The main finding of ACHIEVE was negative, he adds, as there was no effect of hearing aids in reducing cognitive decline. But the Lancet report does not discuss this main finding, he adds.
“It focuses instead on a post-hoc secondary analysis that shows a benefit of hearing aids in reducing cognitive decline in a subgroup of people described by ACHIEVE authors as a ‘high risk’ group. The Lancet report would have benefitted from more scrutiny of this secondary result because there are several reasons we suspect this result may be spurious (e.g. a small effect, unclear mechanism of effect and no dose-response effect of hearing loss).”
‘Inappropriate and unethical’ without convincing evidence
Prof Dawes says many in the audiology community ‘share our concerns that we may be going down a professional rabbit hole.’ “It’s an appealing idea that treating hearing loss would prevent dementia but one concern is that we’ve lost proper scientific objectivity about whether this is true or not.
“It is inappropriate and unethical to advocate addressing hearing loss in terms of dementia prevention on the grounds of relevance to the individual and lack of convincing evidence of benefit,”he says. “If there are benefits, they are not clinically relevant at an individual level.”
Another concern is the dementia focus may turn people off acting on hearing impairment due to stigma, he says. Linking hearing loss to dementia may reinforce the stigma, denial and dis-engagement with hearing care that many people experience at hearing loss diagnosis.
Rather than ‘scare tactics’ around dementia risk, he says positive messaging by audiologists is preferable about well-proven benefits of hearing aids in improving communication and maintaining an active, socially engaged lifestyle.

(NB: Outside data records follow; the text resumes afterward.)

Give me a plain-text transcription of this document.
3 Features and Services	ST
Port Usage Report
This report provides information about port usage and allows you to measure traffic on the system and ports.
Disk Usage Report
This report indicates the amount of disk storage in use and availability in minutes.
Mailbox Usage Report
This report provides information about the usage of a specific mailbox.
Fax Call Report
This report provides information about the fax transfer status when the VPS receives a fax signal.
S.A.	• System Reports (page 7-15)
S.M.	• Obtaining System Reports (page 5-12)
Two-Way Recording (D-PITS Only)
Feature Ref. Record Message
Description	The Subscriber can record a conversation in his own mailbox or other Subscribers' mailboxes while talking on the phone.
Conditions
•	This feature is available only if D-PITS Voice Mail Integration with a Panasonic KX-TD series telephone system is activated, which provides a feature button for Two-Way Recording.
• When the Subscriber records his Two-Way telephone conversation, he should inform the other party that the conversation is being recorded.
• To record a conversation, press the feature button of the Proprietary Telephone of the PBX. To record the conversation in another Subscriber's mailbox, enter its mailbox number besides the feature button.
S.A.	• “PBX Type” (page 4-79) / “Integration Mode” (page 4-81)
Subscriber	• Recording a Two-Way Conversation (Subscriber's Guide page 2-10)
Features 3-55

“Hearing loss is a major public health problem and it’s important to address hearing loss in its own right but if people say hearing loss is important because it causes dementia, we risk agreeing with a common perception among policy makers, clinicians and the public that hearing loss is not that important,” Prof Dawes says.
Prof Sarant says audiologists can advise patients that some studies suggest hearing intervention may improve cognitive health but there are limitations to most and evidence is not strong of a causal link.
“Audiologists could discuss the topic in the context of healthy aging and use positive messaging. Fear-mongering will only make people anxious and increase stigma so hearing intervention should be supported and promoted for its multiple well- established benefits, and cognitive health may be one,” she says.
“There’s also a huge role for audiologists in working with people with cognitive impairment; they can refer people early to get the support they need and modify their clinical practice.” She is concerned some audiologists are doing cognitive screens and urges them to instead refer to a geriatrician, memory clinic, or psychologist trained in these procedures.